Pádraig Harrington believes that “a bit of tension can help” Europe beat the USA at this year’s Ryder Cup and that the availability of Sergio Garcia and other LIV players would give Luke Donald the best chance of picking his strongest side.
Harrington was speaking at a Mercedes Benz event in Royal Liverpool where he said he expects LIV players to be involved in September’s Ryder Cup in Marco Simone Rome despite the likes of Garcia – who he once had a long running feud with – Ian Poulter and Lee Westwood all resigning their membership from the DP World Tour and being heavily fined.
“I think the Ryder Cup is going to have the LIV players back,” he said. “Luke’s got to pick his best team at the end of the day. Absolutely. Wherever Luke can get his best team out there, he should do that. I know the rules have to change but rules have been changed before. The whole idea of this new [agreement] is, look, let’s not do any harm or damage to anybody in this situation. What I’m suggesting is everybody’s given a kind of clean slate.”
“The [LIV players] definitely warrant consideration. They’re good players. I don’t know if they’re going to be selected in the top 12 players at this stage. But to suggest that there aren’t players capable of being Ryder Cup players over at LIV would be silly. A couple of them are getting . . . like they were at the stage with my team [in 2021] that, you know, maybe it was their last hurrah. But not all of them for sure.”

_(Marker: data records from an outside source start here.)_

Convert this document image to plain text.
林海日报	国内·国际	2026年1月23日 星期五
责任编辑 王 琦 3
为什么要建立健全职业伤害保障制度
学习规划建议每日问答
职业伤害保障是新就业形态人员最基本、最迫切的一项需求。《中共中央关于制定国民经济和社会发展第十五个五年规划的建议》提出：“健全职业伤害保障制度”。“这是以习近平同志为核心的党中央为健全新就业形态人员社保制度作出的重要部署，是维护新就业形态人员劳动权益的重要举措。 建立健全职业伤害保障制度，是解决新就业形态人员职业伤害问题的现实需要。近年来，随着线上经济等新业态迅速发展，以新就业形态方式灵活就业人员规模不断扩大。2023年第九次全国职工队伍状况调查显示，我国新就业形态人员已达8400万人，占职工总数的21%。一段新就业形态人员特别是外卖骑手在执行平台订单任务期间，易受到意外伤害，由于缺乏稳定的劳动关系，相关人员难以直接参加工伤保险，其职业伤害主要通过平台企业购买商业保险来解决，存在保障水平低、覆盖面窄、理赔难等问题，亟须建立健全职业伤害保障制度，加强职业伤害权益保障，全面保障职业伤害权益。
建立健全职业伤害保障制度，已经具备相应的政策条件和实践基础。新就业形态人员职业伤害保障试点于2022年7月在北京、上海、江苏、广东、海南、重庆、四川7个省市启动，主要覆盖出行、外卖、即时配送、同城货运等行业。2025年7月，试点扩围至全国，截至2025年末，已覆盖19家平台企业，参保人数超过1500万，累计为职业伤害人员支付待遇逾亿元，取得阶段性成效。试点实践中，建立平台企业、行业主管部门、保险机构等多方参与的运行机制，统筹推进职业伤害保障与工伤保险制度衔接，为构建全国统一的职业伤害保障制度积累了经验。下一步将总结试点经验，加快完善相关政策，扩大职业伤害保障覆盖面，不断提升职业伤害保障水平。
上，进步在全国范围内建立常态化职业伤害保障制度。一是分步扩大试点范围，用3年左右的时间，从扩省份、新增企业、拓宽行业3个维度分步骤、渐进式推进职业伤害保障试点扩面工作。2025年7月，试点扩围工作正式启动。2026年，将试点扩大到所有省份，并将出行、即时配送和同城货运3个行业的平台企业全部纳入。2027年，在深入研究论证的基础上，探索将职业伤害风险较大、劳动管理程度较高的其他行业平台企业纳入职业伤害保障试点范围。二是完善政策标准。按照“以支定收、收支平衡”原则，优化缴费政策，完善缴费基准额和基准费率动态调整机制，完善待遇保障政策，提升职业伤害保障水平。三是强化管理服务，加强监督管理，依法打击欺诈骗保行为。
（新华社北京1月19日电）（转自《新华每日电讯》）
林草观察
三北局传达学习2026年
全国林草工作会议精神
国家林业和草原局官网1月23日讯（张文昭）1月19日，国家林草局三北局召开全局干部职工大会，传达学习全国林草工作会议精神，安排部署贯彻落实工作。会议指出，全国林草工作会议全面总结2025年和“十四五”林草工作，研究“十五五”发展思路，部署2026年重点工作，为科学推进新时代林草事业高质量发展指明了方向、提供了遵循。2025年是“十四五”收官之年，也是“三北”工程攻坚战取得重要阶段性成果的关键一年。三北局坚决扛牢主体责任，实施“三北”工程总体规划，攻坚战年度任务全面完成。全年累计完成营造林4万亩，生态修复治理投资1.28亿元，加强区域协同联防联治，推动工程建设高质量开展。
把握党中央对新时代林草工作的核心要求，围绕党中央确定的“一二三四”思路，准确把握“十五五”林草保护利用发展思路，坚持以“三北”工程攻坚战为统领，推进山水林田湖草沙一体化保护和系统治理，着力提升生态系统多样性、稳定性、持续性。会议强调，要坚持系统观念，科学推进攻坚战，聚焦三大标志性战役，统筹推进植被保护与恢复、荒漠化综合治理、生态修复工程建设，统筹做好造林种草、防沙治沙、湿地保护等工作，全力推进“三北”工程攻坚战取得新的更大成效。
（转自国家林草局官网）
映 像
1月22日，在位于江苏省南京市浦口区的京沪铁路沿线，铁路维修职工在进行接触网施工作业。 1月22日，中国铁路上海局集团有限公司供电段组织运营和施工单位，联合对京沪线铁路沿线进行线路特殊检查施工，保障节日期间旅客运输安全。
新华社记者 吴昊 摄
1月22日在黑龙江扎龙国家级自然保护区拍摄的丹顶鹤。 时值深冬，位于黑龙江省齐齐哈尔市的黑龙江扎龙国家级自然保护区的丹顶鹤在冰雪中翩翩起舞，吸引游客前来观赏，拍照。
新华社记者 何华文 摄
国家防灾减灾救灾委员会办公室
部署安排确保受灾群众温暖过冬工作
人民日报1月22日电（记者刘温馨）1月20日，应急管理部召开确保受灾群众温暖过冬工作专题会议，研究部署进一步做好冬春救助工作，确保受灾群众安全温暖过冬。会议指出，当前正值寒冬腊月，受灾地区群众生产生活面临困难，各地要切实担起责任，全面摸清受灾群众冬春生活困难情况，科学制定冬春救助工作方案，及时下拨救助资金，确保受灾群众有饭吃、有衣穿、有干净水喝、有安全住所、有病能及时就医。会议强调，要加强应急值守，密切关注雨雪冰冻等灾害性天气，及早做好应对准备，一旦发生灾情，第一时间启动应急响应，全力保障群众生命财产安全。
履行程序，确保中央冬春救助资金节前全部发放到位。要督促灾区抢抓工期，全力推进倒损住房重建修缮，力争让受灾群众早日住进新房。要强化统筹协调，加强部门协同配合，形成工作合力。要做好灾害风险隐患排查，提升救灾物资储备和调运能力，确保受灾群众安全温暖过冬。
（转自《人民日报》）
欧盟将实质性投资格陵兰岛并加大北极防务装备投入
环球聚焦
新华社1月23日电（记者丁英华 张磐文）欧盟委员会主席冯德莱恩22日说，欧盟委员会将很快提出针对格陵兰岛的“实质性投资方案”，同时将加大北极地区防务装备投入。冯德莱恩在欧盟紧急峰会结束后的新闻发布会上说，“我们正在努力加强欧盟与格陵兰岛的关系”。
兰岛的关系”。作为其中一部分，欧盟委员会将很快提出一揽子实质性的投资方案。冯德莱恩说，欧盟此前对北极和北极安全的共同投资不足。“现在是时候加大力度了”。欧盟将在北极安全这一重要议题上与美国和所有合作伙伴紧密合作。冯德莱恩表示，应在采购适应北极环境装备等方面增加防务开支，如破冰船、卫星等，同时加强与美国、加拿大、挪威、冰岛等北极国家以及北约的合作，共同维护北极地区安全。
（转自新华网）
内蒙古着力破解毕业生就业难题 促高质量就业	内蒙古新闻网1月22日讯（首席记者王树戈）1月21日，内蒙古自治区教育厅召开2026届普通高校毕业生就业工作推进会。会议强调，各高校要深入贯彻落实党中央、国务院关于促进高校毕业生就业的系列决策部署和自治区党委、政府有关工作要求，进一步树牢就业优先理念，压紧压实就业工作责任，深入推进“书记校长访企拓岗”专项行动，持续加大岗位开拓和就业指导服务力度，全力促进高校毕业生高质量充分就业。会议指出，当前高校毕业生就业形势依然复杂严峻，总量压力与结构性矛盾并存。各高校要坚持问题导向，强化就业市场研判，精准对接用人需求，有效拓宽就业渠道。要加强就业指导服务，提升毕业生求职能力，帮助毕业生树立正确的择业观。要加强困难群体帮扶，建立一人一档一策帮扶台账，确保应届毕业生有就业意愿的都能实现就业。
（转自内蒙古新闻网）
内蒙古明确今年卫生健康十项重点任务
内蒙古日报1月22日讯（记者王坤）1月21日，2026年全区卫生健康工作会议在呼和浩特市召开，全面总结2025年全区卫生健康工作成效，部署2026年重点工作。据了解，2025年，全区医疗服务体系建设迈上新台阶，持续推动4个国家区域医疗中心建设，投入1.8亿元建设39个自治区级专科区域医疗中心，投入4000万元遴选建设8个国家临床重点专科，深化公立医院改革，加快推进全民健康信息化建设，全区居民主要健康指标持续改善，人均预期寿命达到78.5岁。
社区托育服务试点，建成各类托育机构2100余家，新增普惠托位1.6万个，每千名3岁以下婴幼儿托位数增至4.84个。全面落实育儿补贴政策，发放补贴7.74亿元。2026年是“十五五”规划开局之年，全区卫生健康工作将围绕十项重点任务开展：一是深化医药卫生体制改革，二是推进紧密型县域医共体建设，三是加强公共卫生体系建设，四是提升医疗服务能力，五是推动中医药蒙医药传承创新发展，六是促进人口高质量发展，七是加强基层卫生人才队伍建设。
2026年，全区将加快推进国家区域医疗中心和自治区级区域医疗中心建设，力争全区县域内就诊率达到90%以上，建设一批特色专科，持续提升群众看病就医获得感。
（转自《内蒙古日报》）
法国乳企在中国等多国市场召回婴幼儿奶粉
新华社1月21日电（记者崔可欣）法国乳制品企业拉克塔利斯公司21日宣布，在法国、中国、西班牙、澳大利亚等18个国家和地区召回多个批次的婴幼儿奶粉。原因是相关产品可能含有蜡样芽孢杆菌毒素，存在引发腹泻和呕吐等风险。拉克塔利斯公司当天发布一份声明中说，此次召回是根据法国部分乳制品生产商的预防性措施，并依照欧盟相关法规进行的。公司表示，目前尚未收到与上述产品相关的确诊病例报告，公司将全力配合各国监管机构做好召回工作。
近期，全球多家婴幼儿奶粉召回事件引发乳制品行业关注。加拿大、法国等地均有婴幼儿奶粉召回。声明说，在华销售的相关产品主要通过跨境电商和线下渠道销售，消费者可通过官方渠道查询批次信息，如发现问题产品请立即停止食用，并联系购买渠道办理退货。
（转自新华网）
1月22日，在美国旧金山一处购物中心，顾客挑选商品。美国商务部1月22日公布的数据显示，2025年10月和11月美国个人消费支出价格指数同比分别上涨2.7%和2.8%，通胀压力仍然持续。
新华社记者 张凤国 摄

Rory McIlroy said before the Memorial Tournament that Brooks Koepka should be on the USA Ryder Cup side but none of the European LIV players deserved to be involved. Harrington countered that and explained that the hatchet could be buried for one week at least and gave an anecdote about how he and Garcia used to put their differences aside when representing Europe.
“So I don’t see tension being an issue. Like, you wouldn’t necessarily be partnering them up. But you could have a situation where two LIV players are picked on the team, and they’re so desperate to win five points each to prove the value of LIV, that it could be good.”